Auch die digitale Erleichterung spricht Bände: Zahlungen auf dem Smartphone, die in China per App erfolgen, hinterlassen zuhanden der Behörden präzise Spuren wie Standort- und Bankdaten. Künstliche Intelligenz macht heute eine lückenlose Überwachung kinderleicht. Wenn man will, kann man wissen, wann und wo, zu welcher Tageszeit, auf dem wievielten Stuhl von links oder rechts an der Hinterwand eines Restaurants die befragte Person mit wem ein Gespräch geführt hat. Bei der Befragung wäre dann nur noch beiläufig hinzuzufügen: «Darf ich erfahren, worum es bei der Unterhaltung ging?» Derartige Verhöre sind bis jetzt noch rar. Dennoch geht die – berechtigte – Angst um: Wer weiss, wer als Nächster drankommt?
Zweifellos lastet zudem die Erinnerung an die brachialen und menschenverachtenden Massnahmen, mit welchen Chinas Behörden der Corona-Seuche begegneten, auf der Bereitschaft westlicher Touristen, sich im Land der Mitte einem sorglosen Reisevergnügen hinzugeben. Regierungsbefehle wurden als der Weisheit letzter Schluss verkauft und paramilitärische Quarantänemassnahmen angeordnet, ohne dass die Versorgung der in ihren Siedlungen wochenlang eingesperrten Leute mit Lebensnotwendigem gesichert gewesen wäre. Derweil pries die Propaganda das eigene System in den höchsten Tönen – es sei zu einer Effektivität fähig, die den Staaten im Westen abgehe.

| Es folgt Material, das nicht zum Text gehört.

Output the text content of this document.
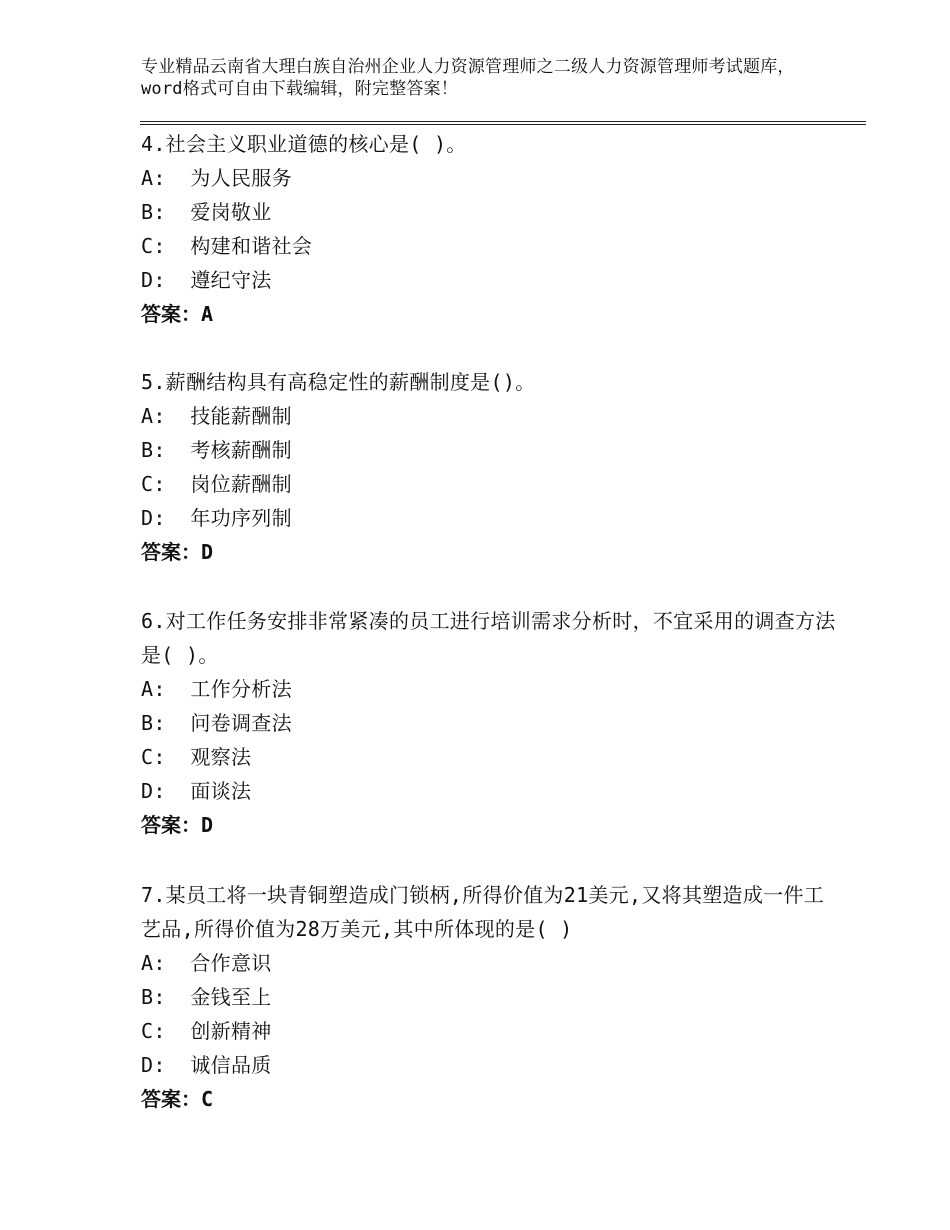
专业精品云南省大理白族自治州企业人力资源管理师之二级人力资源管理师考试题库，word格式可自由下载编辑，附完整答案！

4.社会主义职业道德的核心是( )。

A: 为人民服务

B: 爱岗敬业

C: 构建和谐社会

D: 遵纪守法

答案：A

5.薪酬结构具有高稳定性的薪酬制度是()。

A: 技能薪酬制

B: 考核薪酬制

C: 岗位薪酬制

D: 年功序列制

答案：D

6.对工作任务安排非常紧凑的员工进行培训需求分析时，不宜采用的调查方法是( )。

A: 工作分析法

B: 问卷调查法

C: 观察法

D: 面谈法

答案：D

7.某员工将一块青铜塑造成门锁柄,所得价值为21美元,又将其塑造成一件工艺品,所得价值为28万美元,其中所体现的是( )

A: 合作意识

B: 金钱至上

C: 创新精神

D: 诚信品质

答案：C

Beim Lockdown der 25-Millionen-Megacity Schanghai wurden über Nacht alle in ihren Wohnungen festgesetzt, einschliesslich Ausländern. Fünf Wochen lang dauerte das Ausgangsverbot, das viele traumatisiert zurückliess. Erst Massen-Strassenproteste liessen die Regierung einen Rückzieher machen und brachten eine massive Lockerung. Als Lehre daraus kann gezogen werden: Wenn es dumm läuft, kann einen selbst als Westler auf der nächsten Reise in China die geballte Staatswillkür treffen.
So hip wie einst ist China längst nicht mehr, die Boomjahre sind vorbei, und für jeden sichtbar lastet die Wirtschaftskrise nach dem Kollaps des aufgeblähten Immobiliensektors auf dem Land. Prachtstrassen, in denen sich einst die Menschen drängten, sind nur noch spärlich frequentiert. Halb leer stehen die Konsumpaläste, in denen es vor wenigen Jahren von ausgabefreudigen Einheimischen und zahlungskräftigen Touristen aus dem Westen nur so wimmelte.
In Peking und Schanghai vermelden nur noch sündhaft teure Restaurants gute Umsätze. Gaststätten für kleinere Geldbeutel darben oder haben bereits zugemacht. Dafür floriert das Geschäft mit Street-Food. Allgegenwärtig sind Mopedfahrer, die online bestelltes Essen frei Haus liefern, die «Kleinbrüder der Schnelllieferdienste» («kuaidi xiaoge»). Westlichen Touristen indes bleiben diese Wege verschlossen, weil sie nicht wissen können, wer was wie schnell und zuverlässig zu welchem Preis für welchen Geschmack liefert, von der Hygiene und Sicherheit der Lebensmittel ganz zu schweigen.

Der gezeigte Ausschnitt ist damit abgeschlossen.